Auf der Nachtseite des Lebens

von Christiane Baumann


Auf der Nachtseite des Lebens. Zu Christian Barons packendem Roman Schön ist die Nacht

Mit einigen Figuren in Christian Barons neuem Roman konnte man bereits in seinem Debüt Ein Mann seiner Klasse (2020) Bekanntschaft schließen. Wurden dort Kindheit, Jugend und der schwierige soziale Aufstieg des 1985 in Kaiserslautern geborenen Arbeiterjungen Christian erzählt, so stehen nun dessen Großväter Willy Wagner und Horst Baron im Mittelpunkt. Auch dieser Roman ist autofiktional angelegt. Das Spannungsverhältnis von autobiographischer Grundierung und Fiktion erzeugt Authentizität und betont zugleich das Exemplarische des Erzählten, das am Romanerstling anknüpft. Der Arbeiter Willy hatte dort seinem Enkel erklärt: "Arbeit sei wichtig. Sie verhindere, dass aus uns Asoziale würden und sorge dafür, dass wir unsere Familien ernähren könnten." Der Roman Schön ist die Nacht entwirft ein krasses Gegenbild vom Arbeitermilieu in der Bundesrepublik der 1970er-Jahre. Er schildert Ausbeutung und prekäre Arbeit, die für eine Familie Armut und das soziale Abseits bedeuten und mit Alkoholismus und Gewalttätigkeit kompensiert werden.

Die Geschichte von Willy und Horst beginnt in den Kriegswirren des Jahres 1944 in Kaiserslautern, das am siebten Januar gerade wieder einen Bombenangriff erlebt hat. Der elf Jahre alte Horst und der 15-jährige Willy begegnen sich auf dem Trümmerfeld. Der Jüngere ist aus dem Waisenhaus entwischt, der Ältere schiebt Brandwache. Beide überwinden das gegenseitige Misstrauen, stecken Ziele fürs Leben ab. Horst träumt von einer Villa, wie sie Apotheker Jansohn besitzt. Willy möchte vor allem "anständig bleiben". 29 Jahre später ist davon nichts geblieben. Von ehrlicher Arbeit kann der Zimmermann Willy seine Familie kaum ernähren und das Anständigbleiben erweist sich als Problem. Er schwankt permanent "zwischen Gesetzestreue und Regelbruch", denn ein anständiger Mann darf nicht stehlen, aber er muss auch seine Familie versorgen. Der ungelernte Arbeiter Horst ist da längst auf die schiefe Bahn geraten. "Dass man mit ehrlicher Arbeit was erreichen kann, hat noch nie gestimmt", das weiß er.
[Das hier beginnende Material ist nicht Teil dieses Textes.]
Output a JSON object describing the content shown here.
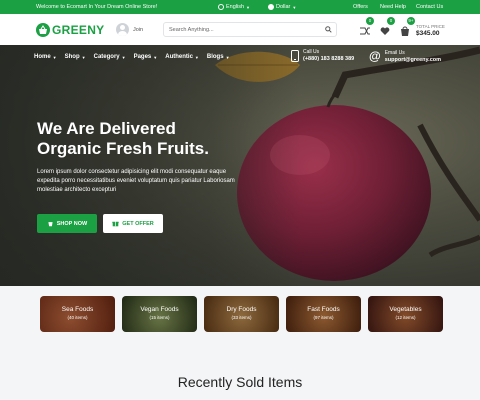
{
  "topbar": {
    "welcome": "Welcome to Ecomart In Your Dream Online Store!",
    "language": "English",
    "currency": "Dollar",
    "links": [
      "Offers",
      "Need Help",
      "Contact Us"
    ]
  },
  "header": {
    "logo": "GREENY",
    "join": "Join",
    "search_placeholder": "Search Anything...",
    "badges": {
      "compare": "0",
      "wishlist": "0",
      "cart": "9+"
    },
    "total_label": "TOTAL PRICE",
    "total_amount": "$345.00"
  },
  "nav": {
    "items": [
      "Home",
      "Shop",
      "Category",
      "Pages",
      "Authentic",
      "Blogs"
    ],
    "call_label": "Call Us",
    "call_value": "(+880) 183 8288 389",
    "email_label": "Email Us",
    "email_value": "support@greeny.com"
  },
  "hero": {
    "title_line1": "We Are Delivered",
    "title_line2": "Organic Fresh Fruits.",
    "text": "Lorem ipsum dolor consectetur adipisicing elit modi consequatur eaque expedita porro necessitatibus eveniet voluptatum quis pariatur Laboriosam molestiae architecto excepturi",
    "shop_button": "SHOP NOW",
    "offer_button": "GET OFFER"
  },
  "categories": [
    {
      "name": "Sea Foods",
      "count": "(40 items)",
      "color": "#b5512e"
    },
    {
      "name": "Vegan Foods",
      "count": "(15 items)",
      "color": "#5f7a3b"
    },
    {
      "name": "Dry Foods",
      "count": "(33 items)",
      "color": "#b07a3e"
    },
    {
      "name": "Fast Foods",
      "count": "(97 items)",
      "color": "#a55a2a"
    },
    {
      "name": "Vegetables",
      "count": "(12 items)",
      "color": "#8a3f31"
    }
  ],
  "section": {
    "title": "Recently Sold Items"
  },
  "colors": {
    "brand": "#1ba043"
  }
}
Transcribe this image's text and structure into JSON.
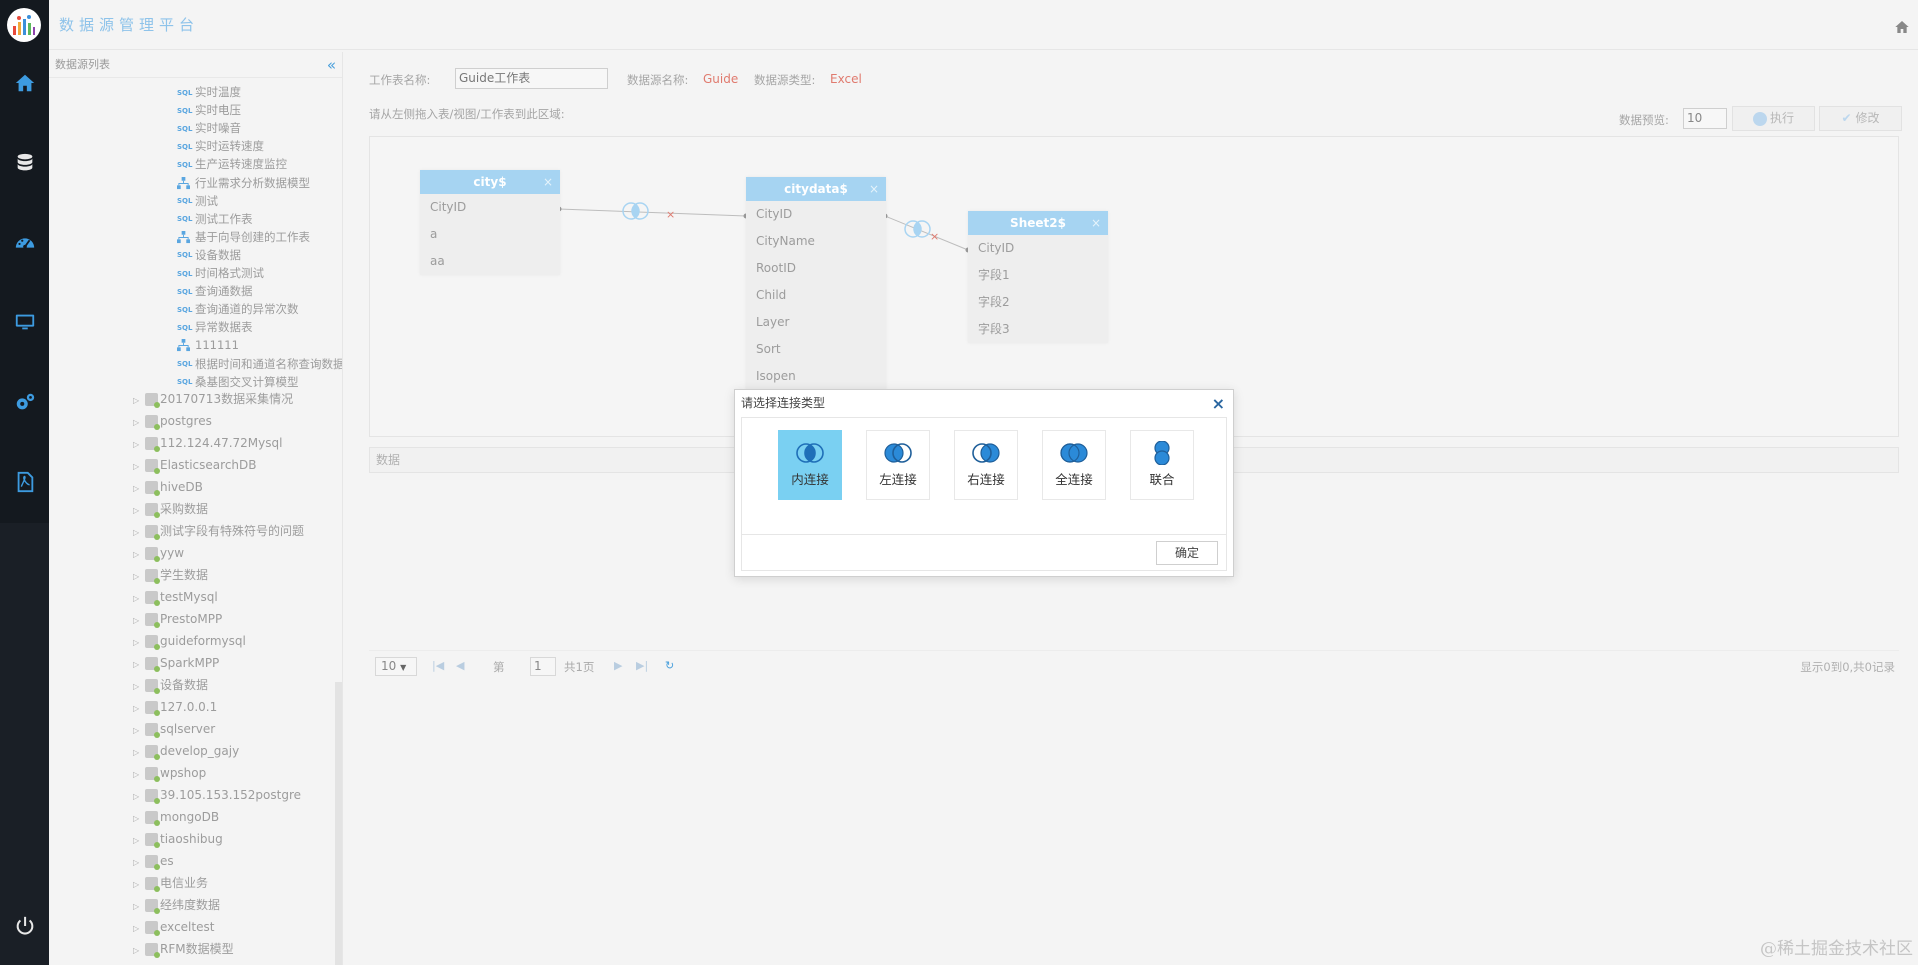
{
  "app": {
    "title": "数据源管理平台"
  },
  "colors": {
    "accent": "#4aa0dc",
    "table_header": "#a6d4f2",
    "rail": "#14191f",
    "source_value": "#e07a6e"
  },
  "rail": {
    "icons": [
      "home-icon",
      "database-icon",
      "dashboard-icon",
      "monitor-icon",
      "settings-icon",
      "pdf-icon",
      "power-icon"
    ]
  },
  "tree": {
    "header": "数据源列表",
    "collapse_icon": "«",
    "leaves": [
      {
        "type": "sql",
        "label": "实时温度"
      },
      {
        "type": "sql",
        "label": "实时电压"
      },
      {
        "type": "sql",
        "label": "实时噪音"
      },
      {
        "type": "sql",
        "label": "实时运转速度"
      },
      {
        "type": "sql",
        "label": "生产运转速度监控"
      },
      {
        "type": "model",
        "label": "行业需求分析数据模型"
      },
      {
        "type": "sql",
        "label": "测试"
      },
      {
        "type": "sql",
        "label": "测试工作表"
      },
      {
        "type": "model",
        "label": "基于向导创建的工作表"
      },
      {
        "type": "sql",
        "label": "设备数据"
      },
      {
        "type": "sql",
        "label": "时间格式测试"
      },
      {
        "type": "sql",
        "label": "查询通数据"
      },
      {
        "type": "sql",
        "label": "查询通道的异常次数"
      },
      {
        "type": "sql",
        "label": "异常数据表"
      },
      {
        "type": "model",
        "label": "111111"
      },
      {
        "type": "sql",
        "label": "根据时间和通道名称查询数据明细"
      },
      {
        "type": "sql",
        "label": "桑基图交叉计算模型"
      }
    ],
    "sql_tag": "SQL",
    "databases": [
      "20170713数据采集情况",
      "postgres",
      "112.124.47.72Mysql",
      "ElasticsearchDB",
      "hiveDB",
      "采购数据",
      "测试字段有特殊符号的问题",
      "yyw",
      "学生数据",
      "testMysql",
      "PrestoMPP",
      "guideformysql",
      "SparkMPP",
      "设备数据",
      "127.0.0.1",
      "sqlserver",
      "develop_gajy",
      "wpshop",
      "39.105.153.152postgre",
      "mongoDB",
      "tiaoshibug",
      "es",
      "电信业务",
      "经纬度数据",
      "exceltest",
      "RFM数据模型"
    ]
  },
  "form": {
    "sheet_name_label": "工作表名称:",
    "sheet_name_value": "Guide工作表",
    "source_name_label": "数据源名称:",
    "source_name_value": "Guide",
    "source_type_label": "数据源类型:",
    "source_type_value": "Excel",
    "drag_hint": "请从左侧拖入表/视图/工作表到此区域:",
    "preview_label": "数据预览:",
    "preview_value": "10",
    "run_label": "执行",
    "edit_label": "修改"
  },
  "canvas": {
    "tables": [
      {
        "name": "city$",
        "fields": [
          "CityID",
          "a",
          "aa"
        ]
      },
      {
        "name": "citydata$",
        "fields": [
          "CityID",
          "CityName",
          "RootID",
          "Child",
          "Layer",
          "Sort",
          "Isopen"
        ]
      },
      {
        "name": "Sheet2$",
        "fields": [
          "CityID",
          "字段1",
          "字段2",
          "字段3"
        ]
      }
    ],
    "close_glyph": "×"
  },
  "data_section": {
    "label": "数据"
  },
  "pager": {
    "page_size": "10",
    "page_prefix": "第",
    "page_value": "1",
    "page_suffix": "共1页",
    "summary": "显示0到0,共0记录"
  },
  "modal": {
    "title": "请选择连接类型",
    "close_glyph": "×",
    "options": [
      {
        "label": "内连接",
        "icon": "inner-join-icon",
        "selected": true
      },
      {
        "label": "左连接",
        "icon": "left-join-icon",
        "selected": false
      },
      {
        "label": "右连接",
        "icon": "right-join-icon",
        "selected": false
      },
      {
        "label": "全连接",
        "icon": "full-join-icon",
        "selected": false
      },
      {
        "label": "联合",
        "icon": "union-icon",
        "selected": false
      }
    ],
    "confirm_label": "确定"
  },
  "watermark": "@稀土掘金技术社区"
}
Schon in den 1950er-Jahren entpuppte sich der Slogan "Wirtschaftswunder und Wohlstand für alle" als Luftblase. In den 1970ern nun verschärfen sich im bundesdeutschen "Wunderland", so der Titel des ersten Romanteils, die sozialen Widersprüche: "Ölkrise und Konjunkturabschwung treiben die Arbeitslosenzahlen hoch." Billige Gastarbeiter erhöhen den Druck auf den Arbeitsmarkt. Baron seziert das Arbeitermilieu messerscharf und legt soziale Missstände offen. Der Roman erzählt, wie die Unterprivilegierten gegen andere Deklassierte ausgespielt werden. Man begegnet türkischen Gastarbeitern, Arbeitslosen und der Angst vor Arbeitslosigkeit ebenso wie Willys Liebe zur ehrlichen und anständigen Arbeit, gegen die Horst, der sich täglich als Gastarbeiter verdingt, eine tiefe Abneigung pflegt. Dass Arbeit etwas Gutes sei, wie man ihm immer gesagt hatte, würde doch "keine Sau" mehr glauben, so Horst. Es sei "idiotisch, eine Arbeit selber zu machen, die auch Maschinen erledigen könnten." Aber die Arbeiter seien für die Bonzen "einfach viel billiger", kosteten weniger als Roboter. Entfremdung nennt Karl Marx dieses Verhältnis der ausgebeuteten Arbeiterschaft zu ihrer Tätigkeit, die sie leisten muss, um zu leben. Anders als in seinem Romanerstling gelingt es Baron in Schön ist die Nacht durchgängig, die Ursachen der sozialen Misere sichtbar zu machen. Hierbei gerät Willys Mutter Hulda, eine Kommunistin, die während der Nazizeit im antifaschistischen Widerstand war, zur Schlüsselfigur. Mit ihren pointierten Marx-Exkursen und ihrem Plädoyer für "die menschlichste Staatsform", die für sie "eine richtige Demokratie, also nicht so was Scheinheiliges wie hier in der BRD", ist, provoziert sie Willy, aber auch Horst und setzt Impulse, die soziale Wirklichkeit, wie sie erlebt wird, zu durchdenken. Brechts Slogan "Der Mensch lebt durch den Kopf" aus dem Lied von der Unzulänglichkeit, das 1928 für die Dreigroschenoper entstand, ist nicht die einzige Kapitelüberschrift, die dazu auffordert, die soziale Wirklichkeit in ihren komplexen Zusammenhängen und Gesetzmäßigkeiten zu begreifen.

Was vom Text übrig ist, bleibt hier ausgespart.